At Maison Rapin, Roberto Rida’s cabinet “Bonifacio,” 2017, signed 'R.G. Rida' at the back. Wooden structure covered with a mesmerizing Op Art design in opal glass and tinted glass, patinated brass details.

Twenty First Gallery has a large black sculptural table made of leaves and other flora encased in resin by Marcin Rusak, one of the most talented designers working today, alongside cerebral, beautiful works by Nicolas Aubagnac, Beatrice Serre and many others. Nearby, Maison Rapin is presenting a serenely elegant booth — a collection of mirrors, lamps, tables and cabinets in black and white colors. Roberto Rida, Kam Tin, Ado Chale and Robert Goossens are among the designers represented. 

Moderne Gallery

Portuondo has similarly curated a striking booth of design and art exclusively using black and white, including an adorable demi-lune cabinet by Fornasetti. Another fabulous cabinet, though from an entirely different period, can be found at Galerie Negropontes, which is showing Herve Langlais’s elegant credenza, in an edition of 8, from 2020 with a curved structure covered in rosewood veneer. 

While truly fine vintage pieces are becoming increasingly rare, contemporary design is exploding in a creative renaissance, and the works of contemporary collectible design at Salon are remarkable in scope and execution. Some booths, like that of Todd Merrill STUDIO, are entirely contemporary in orientation and freely mix together contemporary art, sculpture and design. But standout vintage pieces are also well represented, and notable examples include a bookshelf/wall unit from 1945 by Gio Ponti at  Karl Kemp Antiques, several fabulous Nakashima pieces at Moderne Gallery as well as Converso, where they also have a faceted Paul Evans console from circa 1970. 


Left: Piero Fornasetti (1913-1988), Palladiana Commode, ca. 1958. Transfer printed and painted wood, brass. Concave three drawer commode with brass pulls and feet. Interior of top drawer with plastic roundel impressed logo and ‘FORNASETTI/MILANO’.  Right: T.H. Robsjohn-Gibbings (1905-1976), Rare pair of tables, ca. 1965, Model 'Trapeza', edited by Saridis, Athens. Walnut top with three bronze legs and stretchers. The legs executed in a design of a reeded plaster terminating in a lions paw. Re-creation of a Greek table from a kylix of the 5th century B.C. Tables of this type are often depicted alongside couches for dining and the advantage of the three legs is in it's stability on an uneven floor. 

Galerie Negropontes

Todd Merrill STUDIO

Karl Kemp Antiques

Wexler Gallery


Boccara Gallery New York specializes in extraordinary tapestries - historic, vintage and contemporary, and is showing several rare tapestries by Alexander Calder, Wassily Kandinsky, Sonia Delaunay and other famous modern artists. They stand out for their astonishing quality and beauty as well as being completely different from nearly everything else on display. The gallery has paired them cleverly with sculptural furniture by Jean-Yves Lanvin, a brilliant designer whose covetable objects range from sculptural and shimmering mirror-polished cast brass coffee tables to creations in rock crystal. 

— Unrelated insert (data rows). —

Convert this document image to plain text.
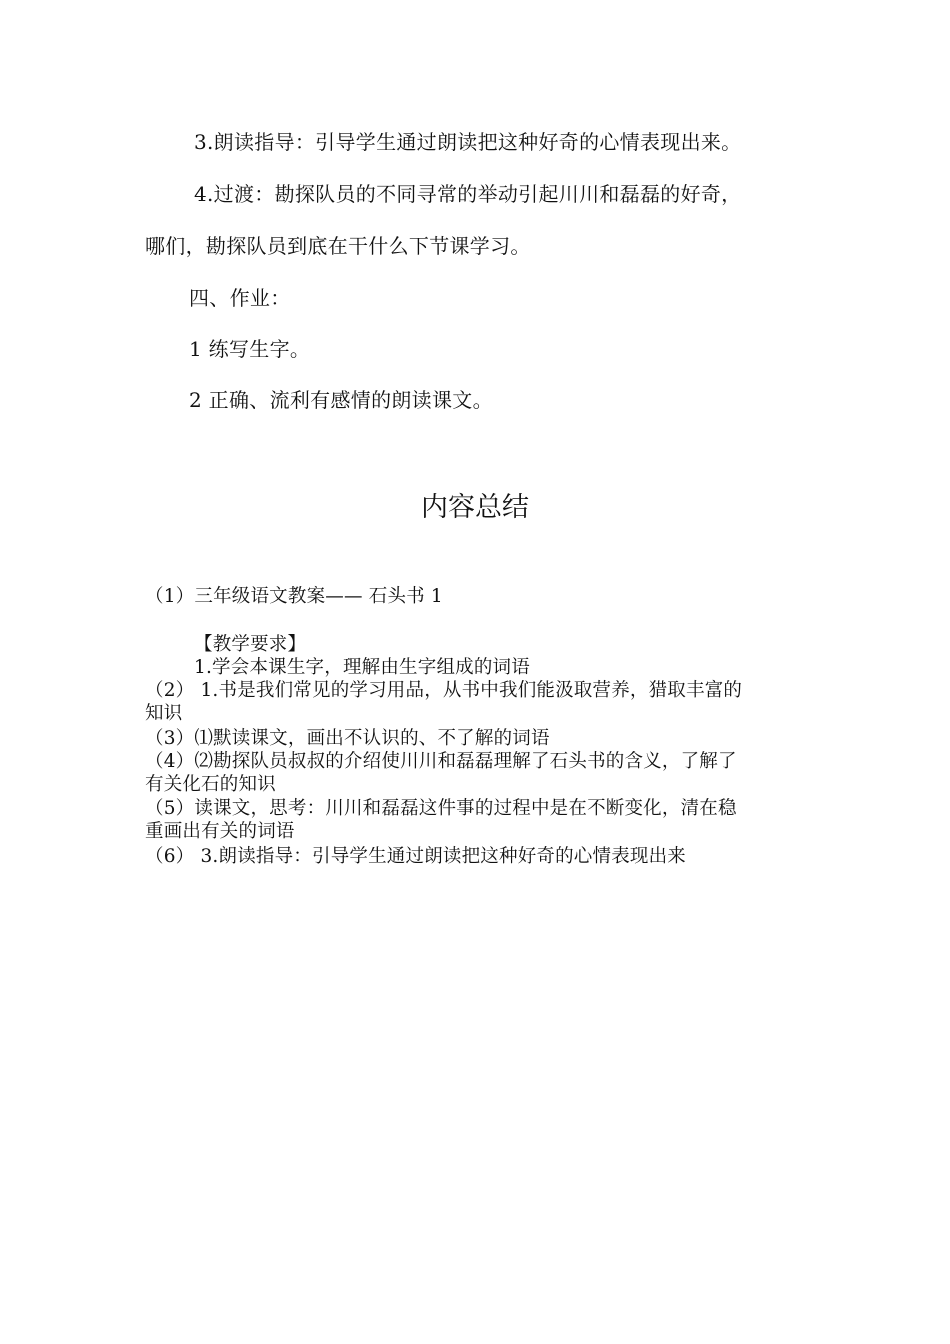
3.朗读指导：引导学生通过朗读把这种好奇的心情表现出来。
4.过渡：勘探队员的不同寻常的举动引起川川和磊磊的好奇，
哪们，勘探队员到底在干什么下节课学习。
四、作业：
1 练写生字。
2 正确、流利有感情的朗读课文。
内容总结
（1）三年级语文教案—— 石头书 1
【教学要求】
1.学会本课生字，理解由生字组成的词语
（2） 1.书是我们常见的学习用品，从书中我们能汲取营养，猎取丰富的
知识
（3）⑴默读课文，画出不认识的、不了解的词语
（4）⑵勘探队员叔叔的介绍使川川和磊磊理解了石头书的含义，了解了
有关化石的知识
（5）读课文，思考：川川和磊磊这件事的过程中是在不断变化，清在稳
重画出有关的词语
（6） 3.朗读指导：引导学生通过朗读把这种好奇的心情表现出来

Tambaran and Throckmorton Fine Art have memorable historical works of art, including, at Throckmorton, late Neolithic period jade disks from the Liangzhu culture in China alongside photographs by Graciela Iturbide, Malick Sidibe as well as others. Mixing of contemporary and historical material is increasingly prevalent at the art and design fairs, mirroring the prevailing aesthetic in interior design. 

Boccara Gallery New York

Throckmorton Fine Art

Among the new dealers at Salon this year are Le LAB from Cairo, Egypt, presenting a collection of alabaster objects, along with Klove Studio, based in New Delhi, a duo of makers, Prateek Jain and Gautam Seth, who create totem-like sculpture for walls, enormous, luminous objects made of precious metals and gemstones.